Andrew McNeillie was born in North Wales in 1946 and educated at John Bright Grammar School, Llandudno, and Magdalen College, Oxford. He was Literature Editor at OUP for five years until May 2009 when Exeter Univeristy made him a Professor in their English Department, based at the university’s campus in Cornwall. This appointment centres round the magazine ARCHIPELAGO founded in 2007 and a new MA programme closely associated with it called ‘Nature, Writing and Place’.

He has two new books forthcoming: a memoir Once due from Seren in May 2009, and a book of poems In Mortal Memory due from Carcanet in February 2010.

His first collection of poems Nevermore (2000), in the Oxford Poets series from Carcanet, was shortlisted for the Forward Prize for Best First Collection. His prose memoir An Aran Keening tells of his stay on Inis Mór, just short of a year through 1968-69. It was published in 2001 by the Lilliput Press, Dublin, and in 2002 in the USA by the University of Wisconsin Press.
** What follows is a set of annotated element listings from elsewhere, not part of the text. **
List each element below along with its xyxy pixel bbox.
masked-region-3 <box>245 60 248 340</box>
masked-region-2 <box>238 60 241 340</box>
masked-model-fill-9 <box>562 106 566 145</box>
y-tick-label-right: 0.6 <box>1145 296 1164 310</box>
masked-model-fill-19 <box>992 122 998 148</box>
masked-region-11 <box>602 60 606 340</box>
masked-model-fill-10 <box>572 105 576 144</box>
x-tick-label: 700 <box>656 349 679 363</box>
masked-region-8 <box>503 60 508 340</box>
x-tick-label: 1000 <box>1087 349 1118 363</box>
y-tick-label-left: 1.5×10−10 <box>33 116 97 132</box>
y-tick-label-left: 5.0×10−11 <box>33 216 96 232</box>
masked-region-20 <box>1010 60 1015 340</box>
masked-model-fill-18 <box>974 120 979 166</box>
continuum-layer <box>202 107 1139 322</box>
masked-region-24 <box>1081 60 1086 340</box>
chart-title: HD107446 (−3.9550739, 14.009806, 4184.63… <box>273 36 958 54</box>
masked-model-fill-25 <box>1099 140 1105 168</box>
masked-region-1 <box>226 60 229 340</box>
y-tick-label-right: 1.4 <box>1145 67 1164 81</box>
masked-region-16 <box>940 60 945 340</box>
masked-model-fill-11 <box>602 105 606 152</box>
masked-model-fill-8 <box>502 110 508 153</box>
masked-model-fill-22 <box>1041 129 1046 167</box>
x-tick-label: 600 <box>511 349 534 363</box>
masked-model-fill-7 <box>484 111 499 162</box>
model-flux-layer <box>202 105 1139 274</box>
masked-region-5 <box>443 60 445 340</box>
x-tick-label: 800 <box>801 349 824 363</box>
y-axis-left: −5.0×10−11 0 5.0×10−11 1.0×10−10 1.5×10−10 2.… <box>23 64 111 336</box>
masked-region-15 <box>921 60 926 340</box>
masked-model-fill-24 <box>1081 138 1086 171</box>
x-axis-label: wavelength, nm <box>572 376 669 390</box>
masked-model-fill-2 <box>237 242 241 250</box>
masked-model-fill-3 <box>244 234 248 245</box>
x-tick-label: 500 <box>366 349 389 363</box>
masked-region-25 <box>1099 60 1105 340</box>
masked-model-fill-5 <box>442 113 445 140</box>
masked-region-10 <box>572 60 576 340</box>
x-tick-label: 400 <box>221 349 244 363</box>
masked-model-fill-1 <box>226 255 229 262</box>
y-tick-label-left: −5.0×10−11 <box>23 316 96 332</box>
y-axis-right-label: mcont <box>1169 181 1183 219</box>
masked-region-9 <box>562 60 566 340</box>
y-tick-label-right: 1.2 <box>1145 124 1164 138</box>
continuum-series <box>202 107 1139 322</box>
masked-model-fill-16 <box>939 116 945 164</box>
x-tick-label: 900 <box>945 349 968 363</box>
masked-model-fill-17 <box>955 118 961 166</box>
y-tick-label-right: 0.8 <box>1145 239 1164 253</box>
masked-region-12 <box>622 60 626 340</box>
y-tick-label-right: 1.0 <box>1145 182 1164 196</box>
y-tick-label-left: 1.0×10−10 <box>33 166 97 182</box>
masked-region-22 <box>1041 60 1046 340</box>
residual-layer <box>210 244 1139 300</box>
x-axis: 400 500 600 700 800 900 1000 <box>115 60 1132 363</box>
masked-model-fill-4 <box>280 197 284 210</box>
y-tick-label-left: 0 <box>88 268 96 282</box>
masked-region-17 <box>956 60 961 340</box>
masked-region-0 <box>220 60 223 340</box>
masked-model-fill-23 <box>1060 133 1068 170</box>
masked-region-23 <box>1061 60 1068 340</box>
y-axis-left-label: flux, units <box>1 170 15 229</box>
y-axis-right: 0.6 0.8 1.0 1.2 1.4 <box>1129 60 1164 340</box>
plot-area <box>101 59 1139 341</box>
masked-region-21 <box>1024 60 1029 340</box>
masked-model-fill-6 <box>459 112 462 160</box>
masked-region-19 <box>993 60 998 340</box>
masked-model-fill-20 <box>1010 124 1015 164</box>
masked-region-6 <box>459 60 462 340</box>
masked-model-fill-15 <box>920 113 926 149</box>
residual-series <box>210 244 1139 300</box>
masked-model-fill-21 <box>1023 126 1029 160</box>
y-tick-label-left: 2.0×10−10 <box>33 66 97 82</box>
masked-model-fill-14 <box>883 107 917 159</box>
Adam Nicolson, choosing his book of the year for 2002, in the Daily Telegraph wrote: ‘I enjoyed nothing more this year than An Aran Keening, Andrew McNeillie’s soft, sharp, funny and often heart-wrenchingly nostalgic account of the 11 months he spent on Inishmore, the biggest of the Aran Islands, in the late 1960s.’ Tim Robinson in the Irish Times wrote: ‘…McNeillie’s prose can be as pristine and effervescent as the sea’s edge on a summer beach….Aran is once again a larger place than it was.’ Subsequent collections of poems include: Now, Then (2002) and Slower (2006), both from Carcanet Press.

He is a son of the Scottish writer John McNeillie (also known as Ian Niall, 1916-2002); and father of ceramicist and painter Gail McNeillie.